IF Formula

Occasional Visitor

Hi please can someone help with a formula I am trying to create:

I have multiple products in one column which I want to identify and then multiply those products that match say 'Adventurer', multiply that by $2.20 and then by the quantity in another column to get a total.  Or if it is say 'Workplace', multiply that by $2.40, then by the quantity to get a total.

Quantity 	Product name		Total
1	[Consignment fee]	4.00	
1	Adventurer Plus Rescue Swag	2.20	
1	Workplace Rescue Swag	2.40	8.60
			
1	[Consignment fee]	4.00	
1	Adventurer Plus Rescue Swag	2.40	6.40
			
1	[Consignment fee]	         4.00	
1	Adventurer Rescue Swag	         2.20	
1	Dry Bag 10L	0.50	6.70
			
1	[Consignment fee]		
1	Adventurer Rescue Swag + Motorcycle Kit Bundle		
1	CAT Tourniquet		
1	Snake Bite Indicator Bandage		

Many thanks!

3 Replies

@diidunlop Perhaps the attached file will help you on your way, hoping that I interpreted your question correctly. Created a lookup table with Product and Unit Price (Col H:I). Then I used VLOOKUP in column C to find the price for the product in column B. Column D contains the formula for multiplying Qty and Unit Price. If your Excel version supports dynamic array function you could replace VLOOKUP by XLOOKUP. See column F.

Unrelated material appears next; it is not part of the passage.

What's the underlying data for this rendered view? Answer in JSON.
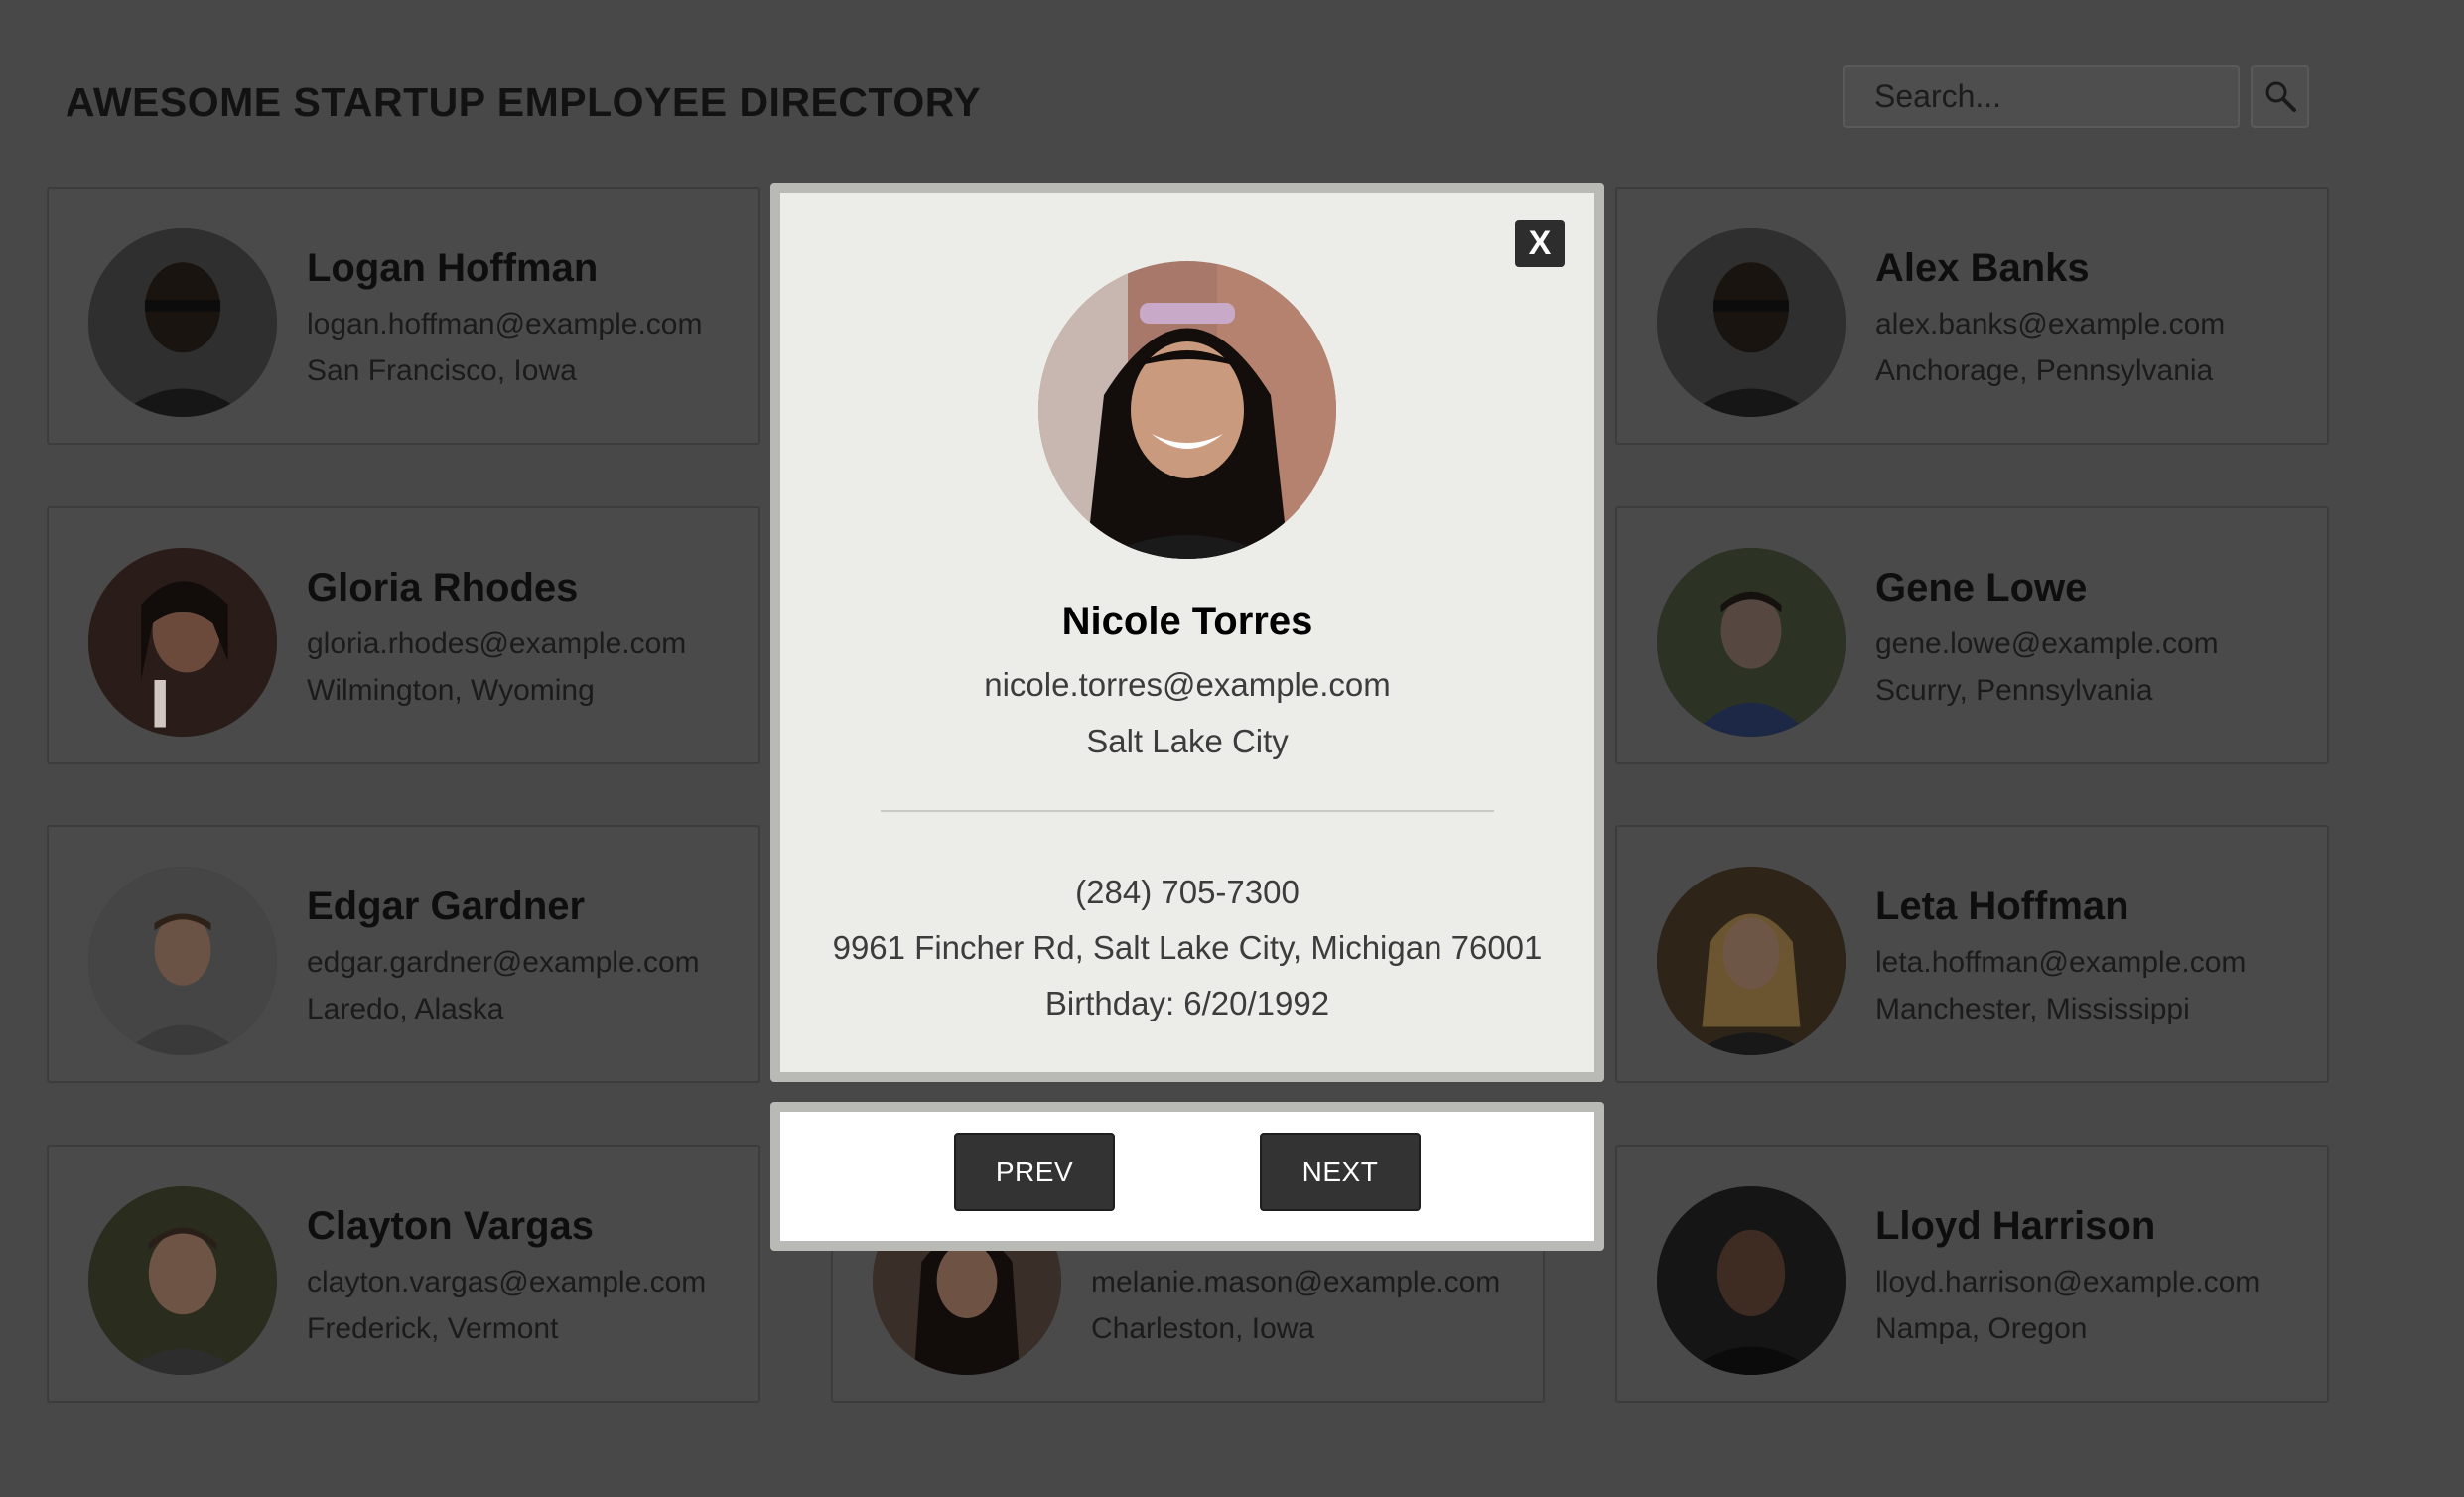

@diidunlop I agree with @Riny_van_Eekelen 's use of a table to store the prices. However, I'd also want to suggest some redesign of the entire sheet. Normally, one wants to keep a consistent formula all the way down in a column, but your initial design (at least as shown in your original post) does not do that. As a result, using the formulas as done in Riny's spreadsheet--although the formula you requested is exactly what I'd do--because the formula that calculates the totals is included in to the same column, this produces a warning flag as shown in the following screen grab:

mathetes_0-1664210719237.png

 

In order to best resolve this, though, we need to know what your ultimate use is here. That is, what's the bigger picture into which this fits? Are you wanting to know how to price orders for customers? [That appears to be it.] If so, it could be better to, in effect, create a single invoice sheet--one at a time, not all squeezed in together on one sheet, which would handle the circumstances of some ordering one item, others two or more......The kind of "design"  you have now will almost inevitably lead to confusion, if not to errors.

 

So could I request that you back up and explain the context here?

 

@diidunlop 

 

I've attached a sample of what I was suggesting, building on the solution that @Riny_van_Eekelen created (and actually just copying his formula), but now creating a separate sheet that will generate an invoice for up to 9 items per order.

 

The table of products can be expanded, and the data validation will track with it, as will the calculations. One of the advantages of using a table like Riny gave you: you can change prices on any item on the spot, without revising the formula.